Wushu is a collective term to describe boxing, sanshou (free sparring), weapon play, and other Chinese Kung Fu skills. Wushu includes long boxing, southern-style boxing, taiji boxing, short weapon play, long weapon play and sanshou.
(photo from the official website of Beijing 2008)
Long boxing is also called northern-style boxing, a collective term for the snake boxing, Shaolin boxing and others. Long boxing is characterized by big movements, multi-heaping, and flexibility. A long boxing competition can be a gracious and beautiful martial arts demonstration.
Flourishing in southern China, southern-style boxing features by comprehensive hand skills. Taiji boxing has various schools of practice named after the founders of the schools, such as Chen's taiji, Yang's taiji, Wu's taiji, Sun's taiji, Wu's taiji, and so on.

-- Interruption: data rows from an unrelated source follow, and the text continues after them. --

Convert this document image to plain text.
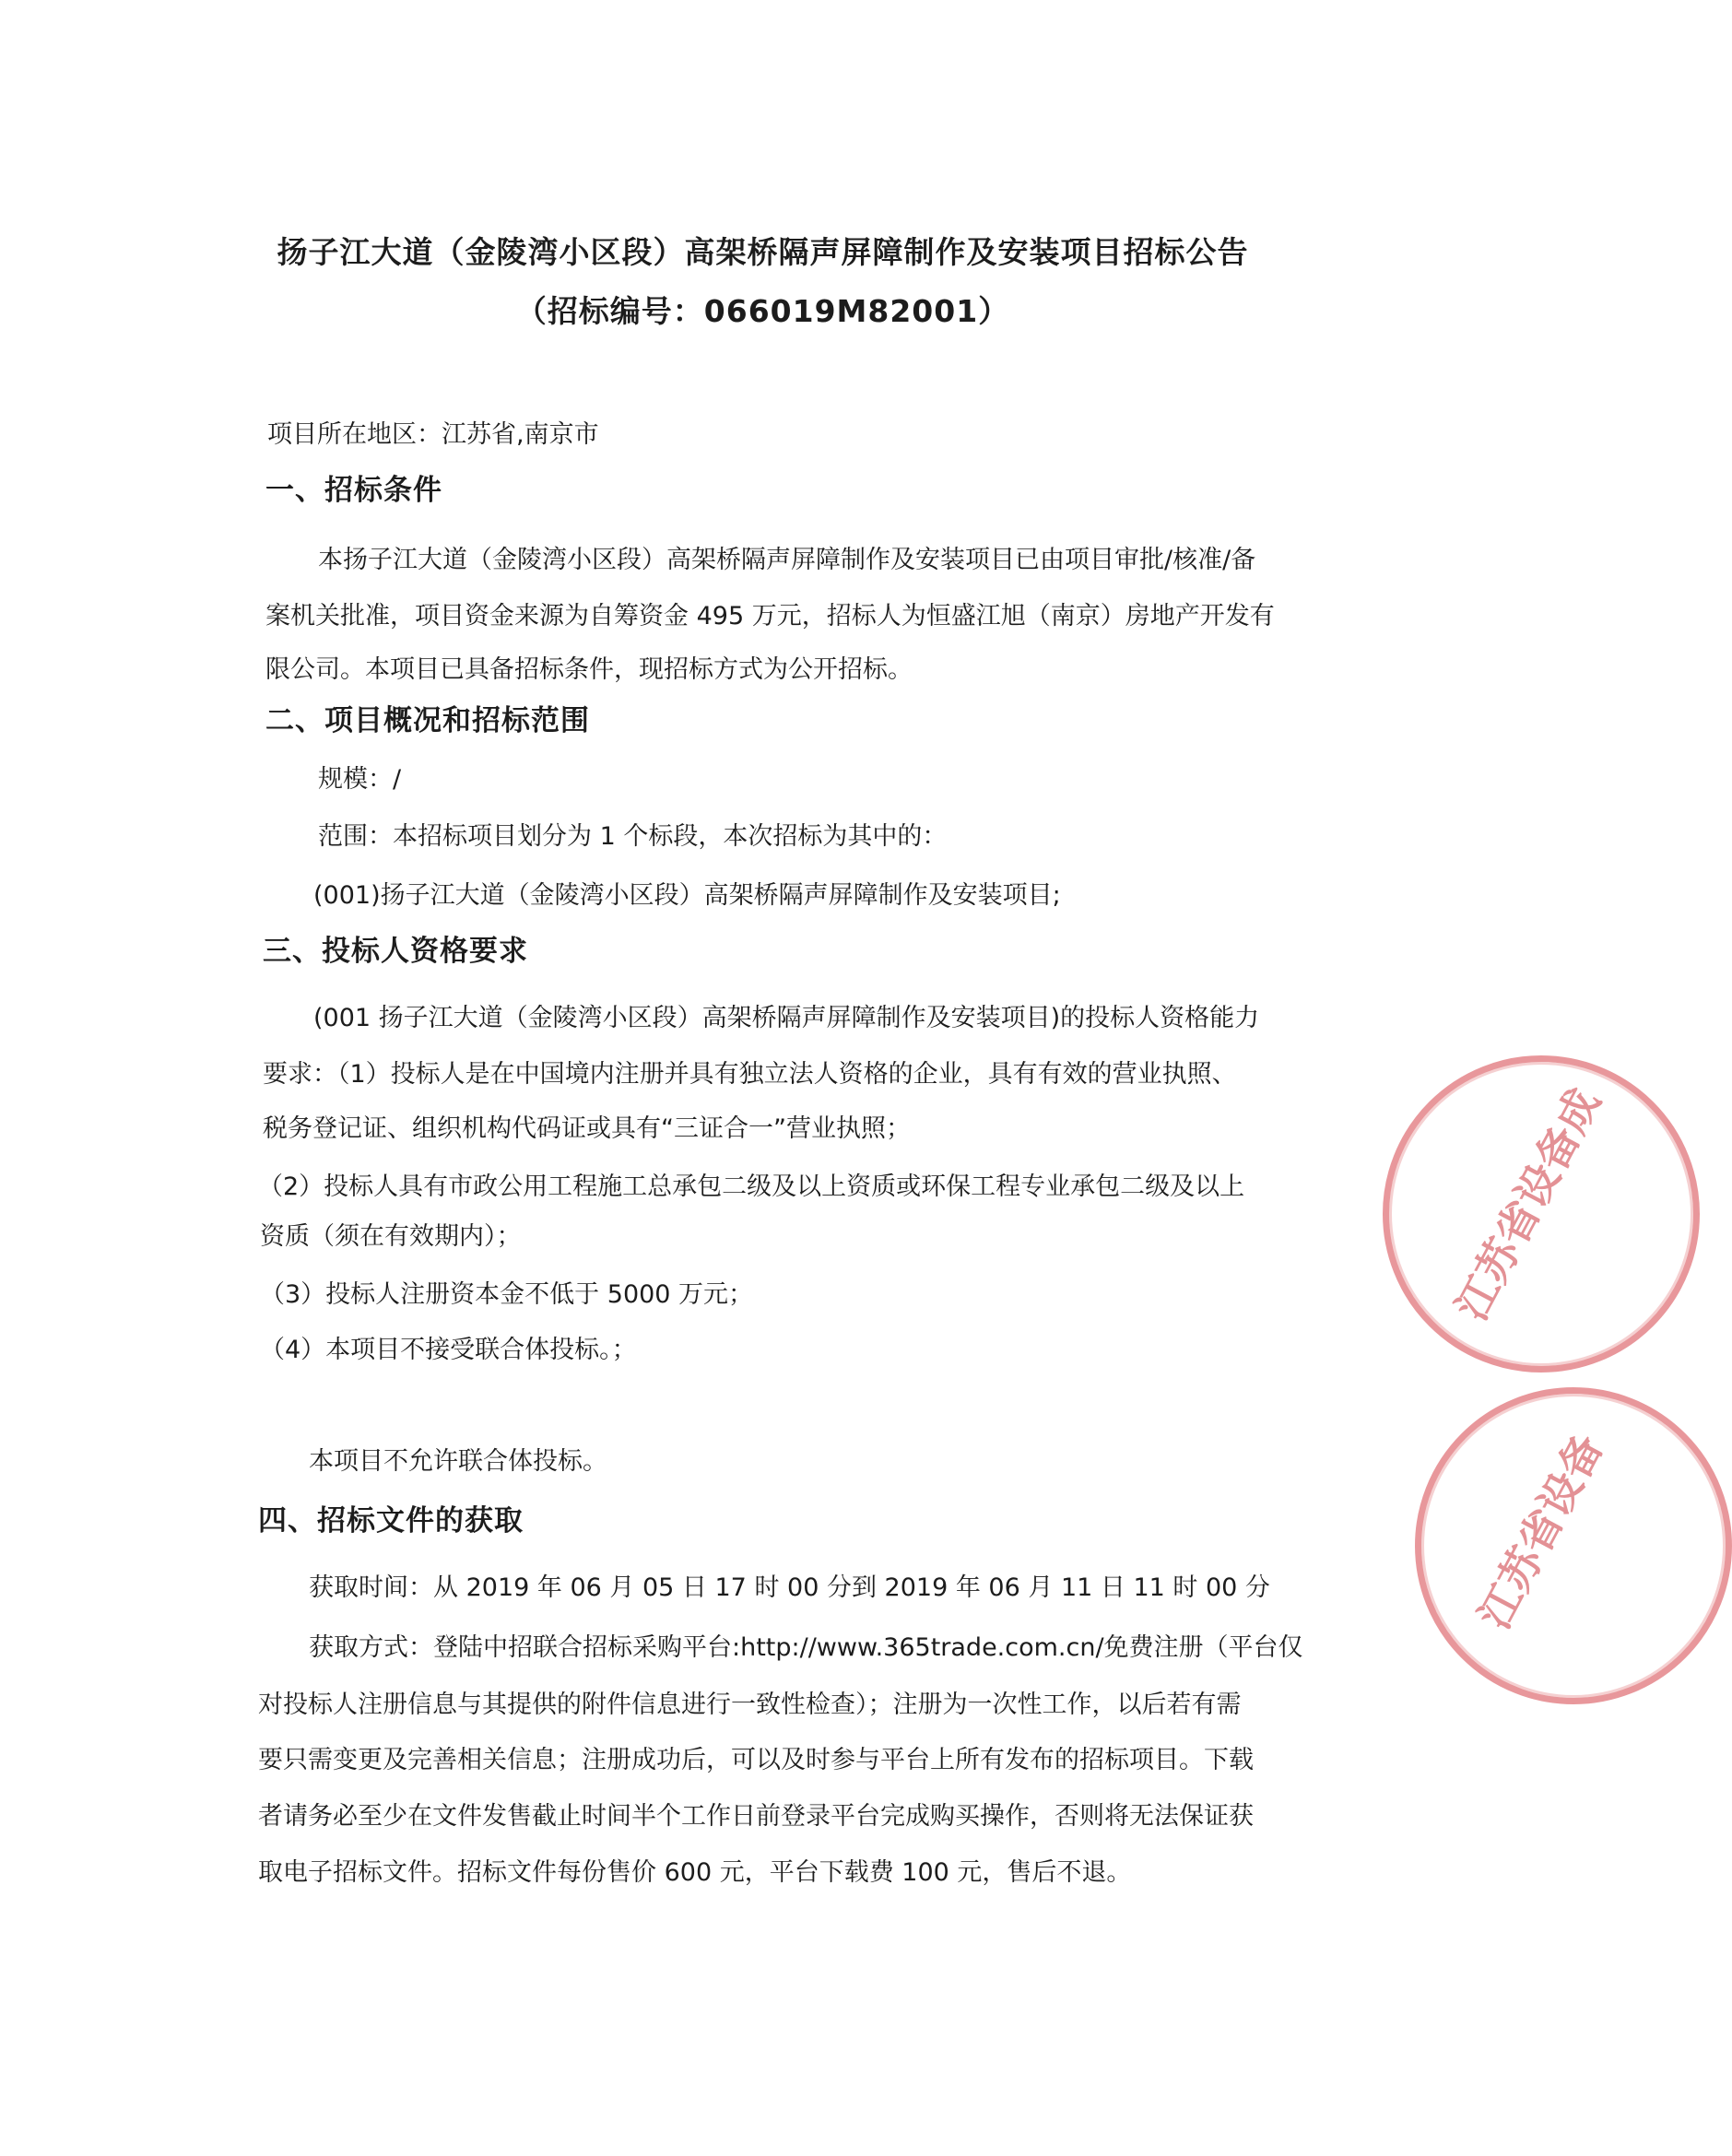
扬子江大道（金陵湾小区段）高架桥隔声屏障制作及安装项目招标公告
（招标编号：066019M82001）

项目所在地区：江苏省,南京市

一、招标条件

本扬子江大道（金陵湾小区段）高架桥隔声屏障制作及安装项目已由项目审批/核准/备

案机关批准，项目资金来源为自筹资金 495 万元，招标人为恒盛江旭（南京）房地产开发有

限公司。本项目已具备招标条件，现招标方式为公开招标。

二、项目概况和招标范围

规模：/

范围：本招标项目划分为 1 个标段，本次招标为其中的：

(001)扬子江大道（金陵湾小区段）高架桥隔声屏障制作及安装项目;

三、投标人资格要求

(001 扬子江大道（金陵湾小区段）高架桥隔声屏障制作及安装项目)的投标人资格能力

要求：（1）投标人是在中国境内注册并具有独立法人资格的企业，具有有效的营业执照、

税务登记证、组织机构代码证或具有“三证合一”营业执照；

（2）投标人具有市政公用工程施工总承包二级及以上资质或环保工程专业承包二级及以上

资质（须在有效期内）；

（3）投标人注册资本金不低于 5000 万元；

（4）本项目不接受联合体投标。；

本项目不允许联合体投标。

四、招标文件的获取

获取时间：从 2019 年 06 月 05 日 17 时 00 分到 2019 年 06 月 11 日 11 时 00 分

获取方式：登陆中招联合招标采购平台:http://www.365trade.com.cn/免费注册（平台仅

对投标人注册信息与其提供的附件信息进行一致性检查）；注册为一次性工作，以后若有需

要只需变更及完善相关信息；注册成功后，可以及时参与平台上所有发布的招标项目。下载

者请务必至少在文件发售截止时间半个工作日前登录平台完成购买操作，否则将无法保证获

取电子招标文件。招标文件每份售价 600 元，平台下载费 100 元，售后不退。

江苏省设备成
江苏省设备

Taiji boxing is characterized by remarkable flexibility and gentle movements. Short weapon play includes saber and broadsword techniques, and long weapon play features spear and cudgel. In the weapons category there are also popular items like southern-style cudgel, southern-style broadsword, and taiji sword.
Wushu in China has evolved from a simplified form to a complicated one and from a low level to a higher one, in the process of rejecting the dross and assimilating the fine essence as well as adopting the advantages of the hundreds of schools. In the long history of its development, it has incorporated feelings of national pride and national psychological diathesis. Wushu in China has become richer in its movements on the basis of additions and deletions by Taoists, Confucians, monks, and laymen from generation to generation. Its magic skills and varied patterns have won it a unique banner among the world's fighting skills. China's Wushu is indeed a crystallization of Chinese wisdom.